La tradition du déluge est si ancienne, si universelle, elle a été consacrée par des autorités si respectables, qu’il paraît difficile de n’y voir qu’une invention de la crédulité naïve des premiers âges. Sans doute des circonstances fabuleuses entourent la plupart des récits où elle est consignée, mais sous cette enveloppe mythique il est impossible qu’il ne se cache pas un fait réel et positif, qui a laissé sa trace dans le souvenir des hommes et s’y est gravé en caractères ineffaçables. Non-seulement la Genèse, les mythologies de l’Inde, de la Chaldée, de la Perse, de la Grèce, les annales de la Chine, les poèmes de l’Edda, les traditions des populations d’origine celtique, font mention d’un déluge, mais on a rencontré chez la plupart des tribus du Nouveau-Monde et chez presque tous les insulaires de la Polynésie le souvenir d’un cataclysme qui aurait anéanti le genre humain, à l’exception d’un petit nombre d’individus. On a voulu, il est vrai, expliquer par autant d’inondations partielles, par des débordemens de fleuves et de lacs, des ras de marée de dates diverses, ces antiques traditions. La multiplicité de ces récits, et surtout la ressemblance qu’offrent entre eux les mythes qui s’y rattachent, prouvent cependant qu’il s’agit ici d’une seule et même catastrophe. Le caractère local qu’a revêtu chaque légende ne saurait être opposé à l’unité du déluge, puisque toute tradition mythique, une fois importée dans un pays auquel elle était étrangère, y prend nécessairement ce caractère. C’est ce qu’a mis hors de doute l’étude comparée des religions anciennes. Chaque peuple rapporte à sa patrie des faits dont il ignore le théâtre, et circonscrit dans les lieux qu’il habite l’expression poétique de phénomènes communs à toute la terre. Il est vrai que, sauf le passage de Platon sur l’Atlantide, tenu par quelques érudits pour d’origine égyptienne, on ne trouve pas en Égypte d’allusion directe à la tradition d’un cataclysme : les textes hiéroglyphiques sont muets à cet égard ; mais si la notion du déluge était simplement née du souvenir d’inondations périodiques dues à des débordemens de fleuve, quelle contrée devrait en garder plus le souvenir que le pays où le Nil déborde annuellement, et règle par la crue de ses eaux le cours de la vie agricole et civile ?

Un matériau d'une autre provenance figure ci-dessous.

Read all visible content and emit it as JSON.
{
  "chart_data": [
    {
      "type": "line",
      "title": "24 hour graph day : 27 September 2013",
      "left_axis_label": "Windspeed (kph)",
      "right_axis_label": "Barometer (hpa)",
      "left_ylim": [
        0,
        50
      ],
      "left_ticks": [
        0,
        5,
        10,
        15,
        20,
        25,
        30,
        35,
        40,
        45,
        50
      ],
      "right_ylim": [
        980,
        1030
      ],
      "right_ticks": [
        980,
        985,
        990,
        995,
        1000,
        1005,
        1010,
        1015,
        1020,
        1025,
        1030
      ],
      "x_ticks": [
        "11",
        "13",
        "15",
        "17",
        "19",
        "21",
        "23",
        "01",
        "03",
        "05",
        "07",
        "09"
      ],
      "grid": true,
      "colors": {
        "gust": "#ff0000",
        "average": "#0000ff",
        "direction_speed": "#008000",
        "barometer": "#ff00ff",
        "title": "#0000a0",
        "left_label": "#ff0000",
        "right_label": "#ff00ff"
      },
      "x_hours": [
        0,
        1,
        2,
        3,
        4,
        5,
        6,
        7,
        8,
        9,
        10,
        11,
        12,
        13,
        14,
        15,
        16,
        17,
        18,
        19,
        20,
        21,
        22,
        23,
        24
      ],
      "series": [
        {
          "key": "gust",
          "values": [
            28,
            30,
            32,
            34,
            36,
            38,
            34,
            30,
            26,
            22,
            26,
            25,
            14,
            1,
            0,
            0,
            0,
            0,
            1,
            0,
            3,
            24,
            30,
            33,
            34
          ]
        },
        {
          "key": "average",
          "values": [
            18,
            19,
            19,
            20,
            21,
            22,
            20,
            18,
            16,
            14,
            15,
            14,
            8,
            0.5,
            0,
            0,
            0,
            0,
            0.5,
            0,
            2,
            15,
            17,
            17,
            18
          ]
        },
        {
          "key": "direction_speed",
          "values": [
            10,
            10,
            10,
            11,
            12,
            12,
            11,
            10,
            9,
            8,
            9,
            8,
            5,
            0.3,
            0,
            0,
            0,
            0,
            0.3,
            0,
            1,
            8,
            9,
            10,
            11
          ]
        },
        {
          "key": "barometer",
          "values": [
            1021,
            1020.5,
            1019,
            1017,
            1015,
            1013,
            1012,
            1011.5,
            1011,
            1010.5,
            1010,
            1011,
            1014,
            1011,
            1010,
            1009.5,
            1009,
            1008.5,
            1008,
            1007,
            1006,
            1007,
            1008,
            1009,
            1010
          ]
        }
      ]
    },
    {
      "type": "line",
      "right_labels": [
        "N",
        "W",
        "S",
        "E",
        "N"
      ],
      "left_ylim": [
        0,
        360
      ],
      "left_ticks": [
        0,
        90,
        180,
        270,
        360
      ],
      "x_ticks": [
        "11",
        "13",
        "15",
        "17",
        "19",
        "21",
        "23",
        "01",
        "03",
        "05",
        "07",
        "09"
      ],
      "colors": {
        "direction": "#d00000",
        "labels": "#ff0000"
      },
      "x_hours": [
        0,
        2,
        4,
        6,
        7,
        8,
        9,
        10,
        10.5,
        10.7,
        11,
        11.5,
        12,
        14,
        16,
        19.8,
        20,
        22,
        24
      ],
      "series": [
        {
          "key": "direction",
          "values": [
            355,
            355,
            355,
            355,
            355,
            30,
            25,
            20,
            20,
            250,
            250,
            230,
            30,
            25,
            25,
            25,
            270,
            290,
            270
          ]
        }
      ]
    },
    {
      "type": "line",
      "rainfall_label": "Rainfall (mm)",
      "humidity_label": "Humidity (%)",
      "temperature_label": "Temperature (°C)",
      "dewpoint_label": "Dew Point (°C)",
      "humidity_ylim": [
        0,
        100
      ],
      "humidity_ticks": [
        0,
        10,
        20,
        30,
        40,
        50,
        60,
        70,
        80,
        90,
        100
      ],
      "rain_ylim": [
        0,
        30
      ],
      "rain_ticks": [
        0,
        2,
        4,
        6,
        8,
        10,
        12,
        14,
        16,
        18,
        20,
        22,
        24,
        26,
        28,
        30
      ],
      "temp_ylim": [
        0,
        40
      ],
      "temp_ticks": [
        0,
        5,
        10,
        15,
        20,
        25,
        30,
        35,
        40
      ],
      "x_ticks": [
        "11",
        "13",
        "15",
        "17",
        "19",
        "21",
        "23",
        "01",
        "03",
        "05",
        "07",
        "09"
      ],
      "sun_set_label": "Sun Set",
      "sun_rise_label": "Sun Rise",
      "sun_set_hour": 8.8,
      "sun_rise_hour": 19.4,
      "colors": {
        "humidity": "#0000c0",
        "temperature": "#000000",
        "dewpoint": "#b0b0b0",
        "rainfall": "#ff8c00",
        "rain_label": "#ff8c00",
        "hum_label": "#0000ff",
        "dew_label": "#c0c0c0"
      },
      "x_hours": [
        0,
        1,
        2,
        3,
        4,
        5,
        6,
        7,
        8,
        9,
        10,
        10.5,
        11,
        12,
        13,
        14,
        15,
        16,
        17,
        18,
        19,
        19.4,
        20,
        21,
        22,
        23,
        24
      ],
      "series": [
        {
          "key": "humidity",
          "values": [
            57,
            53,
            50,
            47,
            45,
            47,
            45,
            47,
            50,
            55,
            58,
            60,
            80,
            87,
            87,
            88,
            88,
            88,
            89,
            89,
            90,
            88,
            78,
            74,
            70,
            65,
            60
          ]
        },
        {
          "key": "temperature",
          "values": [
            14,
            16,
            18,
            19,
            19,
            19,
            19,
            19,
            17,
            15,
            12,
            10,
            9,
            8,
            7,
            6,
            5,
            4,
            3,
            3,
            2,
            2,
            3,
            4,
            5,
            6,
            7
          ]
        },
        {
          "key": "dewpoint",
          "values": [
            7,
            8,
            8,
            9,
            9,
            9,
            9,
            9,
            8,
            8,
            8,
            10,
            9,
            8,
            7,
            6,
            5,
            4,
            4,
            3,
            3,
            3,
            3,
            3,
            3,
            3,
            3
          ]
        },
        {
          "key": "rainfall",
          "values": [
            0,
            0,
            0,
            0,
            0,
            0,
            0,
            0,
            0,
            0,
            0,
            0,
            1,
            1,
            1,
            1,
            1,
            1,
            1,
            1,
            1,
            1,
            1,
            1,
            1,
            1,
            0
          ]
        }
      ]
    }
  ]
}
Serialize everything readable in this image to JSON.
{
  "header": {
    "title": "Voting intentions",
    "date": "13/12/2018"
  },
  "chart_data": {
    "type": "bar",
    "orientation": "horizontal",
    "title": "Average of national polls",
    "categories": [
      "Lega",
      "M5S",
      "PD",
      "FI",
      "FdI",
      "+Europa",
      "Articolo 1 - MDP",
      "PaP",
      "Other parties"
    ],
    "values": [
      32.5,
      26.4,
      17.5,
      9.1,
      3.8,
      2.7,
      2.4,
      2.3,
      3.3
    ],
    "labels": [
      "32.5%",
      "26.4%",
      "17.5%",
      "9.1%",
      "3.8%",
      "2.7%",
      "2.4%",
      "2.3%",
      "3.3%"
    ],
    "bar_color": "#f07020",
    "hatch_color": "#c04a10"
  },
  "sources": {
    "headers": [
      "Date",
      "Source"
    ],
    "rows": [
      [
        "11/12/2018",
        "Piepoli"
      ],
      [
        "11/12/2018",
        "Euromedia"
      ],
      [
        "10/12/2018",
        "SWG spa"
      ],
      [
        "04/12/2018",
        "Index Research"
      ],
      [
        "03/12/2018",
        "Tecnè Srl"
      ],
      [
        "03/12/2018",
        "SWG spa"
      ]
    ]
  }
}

Il ne semble donc ni raisonnable ni légitime de repousser l’authenticité du déluge, et le récit de la Bible est un témoignage sérieux qui fait partie des plus vieilles archives de l’humanité. Ceci posé, la difficulté historique commence. Quel a été ce cataclysme ? Faut-il y reconnaître une inondation universelle qui fit périr tous les êtres animés, sauf ceux que la prévoyance de Noé sut dérober à la destruction ?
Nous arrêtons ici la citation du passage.